Now that the sad news of Harper’s Conservatives winning his long coveted majority has waned ever so slightly, it’s time to get out of the depression and back to blogging.
Progressives and small ‘l’ liberals are in for a long four years – and maybe longer if the Liberals and NDP don’t get over their respective egos and unite the left (unless they wish to hand Harper majorities on a silver platter for the foreseeable future) – but that’s fodder for a different blog.
Right away, Harper showed his true duplicitous colours by appointing three losing Conservatives to the Senate. It’s an incredibly hypocritical move by Harper. In the election Harper kept on harping on the fact that the Conservatives would respect the mandate given them by Canadians. in his attempts to fight of a possible coalition, he specifically kept referring to the fact that the party with the most votes should lead the government. Period.
He was unequivocal on that fact. He was doing it to try make any potential coalition appear illegitimate, but by placing such a big moral emphasis on the pure math, he unknowingly made a mockery of his morals by then plucking three losing candidates and rewarding them with plumb Senatorial appointments.
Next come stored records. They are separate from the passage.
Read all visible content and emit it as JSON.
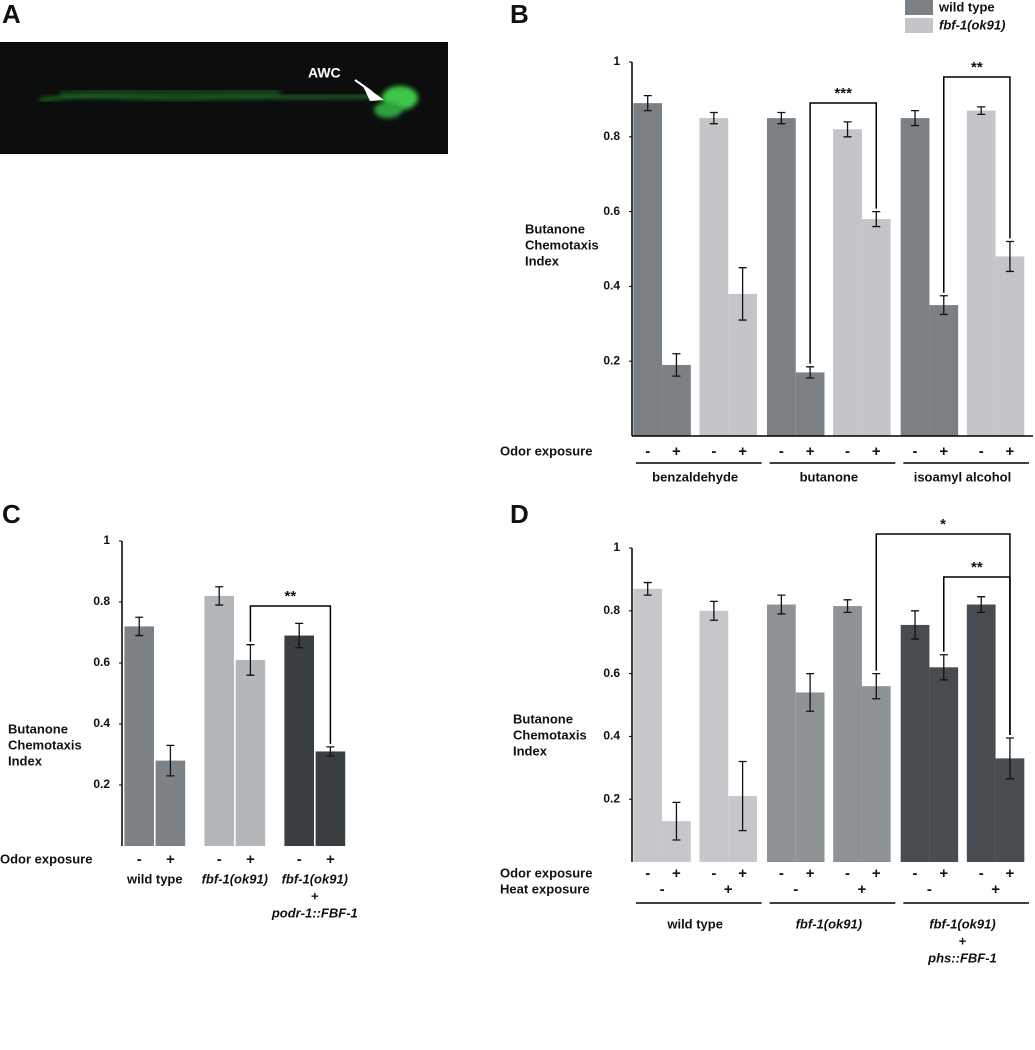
{
  "figure": {
    "panels": [
      "A",
      "B",
      "C",
      "D"
    ],
    "image_annotation": "AWC"
  },
  "chart_data": [
    {
      "type": "bar",
      "ylabel": [
        "Butanone",
        "Chemotaxis",
        "Index"
      ],
      "ylim": [
        0,
        1
      ],
      "yticks": [
        0.2,
        0.4,
        0.6,
        0.8,
        1
      ],
      "rows": [
        {
          "label": "Odor exposure",
          "values": [
            "-",
            "+",
            "-",
            "+",
            "-",
            "+",
            "-",
            "+",
            "-",
            "+",
            "-",
            "+"
          ]
        }
      ],
      "groups": [
        "benzaldehyde",
        "butanone",
        "isoamyl alcohol"
      ],
      "series": [
        {
          "name": "wild type",
          "color": "#7a8084",
          "values": [
            0.89,
            0.19,
            null,
            null,
            0.85,
            0.17,
            null,
            null,
            0.85,
            0.35,
            null,
            null
          ],
          "errors": [
            0.02,
            0.03,
            null,
            null,
            0.015,
            0.015,
            null,
            null,
            0.02,
            0.025,
            null,
            null
          ]
        },
        {
          "name": "fbf-1(ok91)",
          "color": "#c3c5c8",
          "values": [
            null,
            null,
            0.85,
            0.38,
            null,
            null,
            0.82,
            0.58,
            null,
            null,
            0.87,
            0.48
          ],
          "errors": [
            null,
            null,
            0.015,
            0.07,
            null,
            null,
            0.02,
            0.02,
            null,
            null,
            0.01,
            0.04
          ]
        }
      ],
      "annotations": [
        "***",
        "**"
      ]
    },
    {
      "type": "bar",
      "ylabel": [
        "Butanone",
        "Chemotaxis",
        "Index"
      ],
      "ylim": [
        0,
        1
      ],
      "yticks": [
        0.2,
        0.4,
        0.6,
        0.8,
        1
      ],
      "rows": [
        {
          "label": "Odor exposure",
          "values": [
            "-",
            "+",
            "-",
            "+",
            "-",
            "+"
          ]
        }
      ],
      "groups": [
        [
          "wild type"
        ],
        [
          "fbf-1(ok91)"
        ],
        [
          "fbf-1(ok91)",
          "+",
          "podr-1::FBF-1"
        ]
      ],
      "series": [
        {
          "color": "#7c8285",
          "values": [
            0.72,
            0.28,
            null,
            null,
            null,
            null
          ],
          "errors": [
            0.03,
            0.05,
            null,
            null,
            null,
            null
          ]
        },
        {
          "color": "#b4b7ba",
          "values": [
            null,
            null,
            0.82,
            0.61,
            null,
            null
          ],
          "errors": [
            null,
            null,
            0.03,
            0.05,
            null,
            null
          ]
        },
        {
          "color": "#393e41",
          "values": [
            null,
            null,
            null,
            null,
            0.69,
            0.31
          ],
          "errors": [
            null,
            null,
            null,
            null,
            0.04,
            0.015
          ]
        }
      ],
      "annotations": [
        "**"
      ]
    },
    {
      "type": "bar",
      "ylabel": [
        "Butanone",
        "Chemotaxis",
        "Index"
      ],
      "ylim": [
        0,
        1
      ],
      "yticks": [
        0.2,
        0.4,
        0.6,
        0.8,
        1
      ],
      "rows": [
        {
          "label": "Odor exposure",
          "values": [
            "-",
            "+",
            "-",
            "+",
            "-",
            "+",
            "-",
            "+",
            "-",
            "+",
            "-",
            "+"
          ]
        },
        {
          "label": "Heat exposure",
          "values": [
            "-",
            "+",
            "-",
            "+",
            "-",
            "+"
          ]
        }
      ],
      "groups": [
        [
          "wild type"
        ],
        [
          "fbf-1(ok91)"
        ],
        [
          "fbf-1(ok91)",
          "+",
          "phs::FBF-1"
        ]
      ],
      "series": [
        {
          "color": "#c5c7ca",
          "values": [
            0.87,
            0.13,
            0.8,
            0.21,
            null,
            null,
            null,
            null,
            null,
            null,
            null,
            null
          ],
          "errors": [
            0.02,
            0.06,
            0.03,
            0.11,
            null,
            null,
            null,
            null,
            null,
            null,
            null,
            null
          ]
        },
        {
          "color": "#8d9294",
          "values": [
            null,
            null,
            null,
            null,
            0.82,
            0.54,
            0.815,
            0.56,
            null,
            null,
            null,
            null
          ],
          "errors": [
            null,
            null,
            null,
            null,
            0.03,
            0.06,
            0.02,
            0.04,
            null,
            null,
            null,
            null
          ]
        },
        {
          "color": "#464c50",
          "values": [
            null,
            null,
            null,
            null,
            null,
            null,
            null,
            null,
            0.755,
            0.62,
            0.82,
            0.33
          ],
          "errors": [
            null,
            null,
            null,
            null,
            null,
            null,
            null,
            null,
            0.045,
            0.04,
            0.025,
            0.065
          ]
        }
      ],
      "annotations": [
        "*",
        "**"
      ]
    }
  ]
}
By his own standards, Harper should listened to what the voters said. Those candidates were all losers and therefore – by Harper’s own logic – should go quietly away in the dark. Instead, they got rewarded big time. There was some outrage, but for the most part the story just went away.
One would think that Harper, with his bold promise to reform the Senate, would have upset conservatives by so flaggrantly thumbing his nose at democracy, but no one in the conservative media had anything critical to say about Harper’s controversial appointments.
Harper’s appointment of three losing candidates to the upper chamber exposes Harper’s breathtaking hypocrisy. But once again, he is showing that he will gladly steamroll over his ethics if it helps him politically, and stacking the Senate with cronies does just that.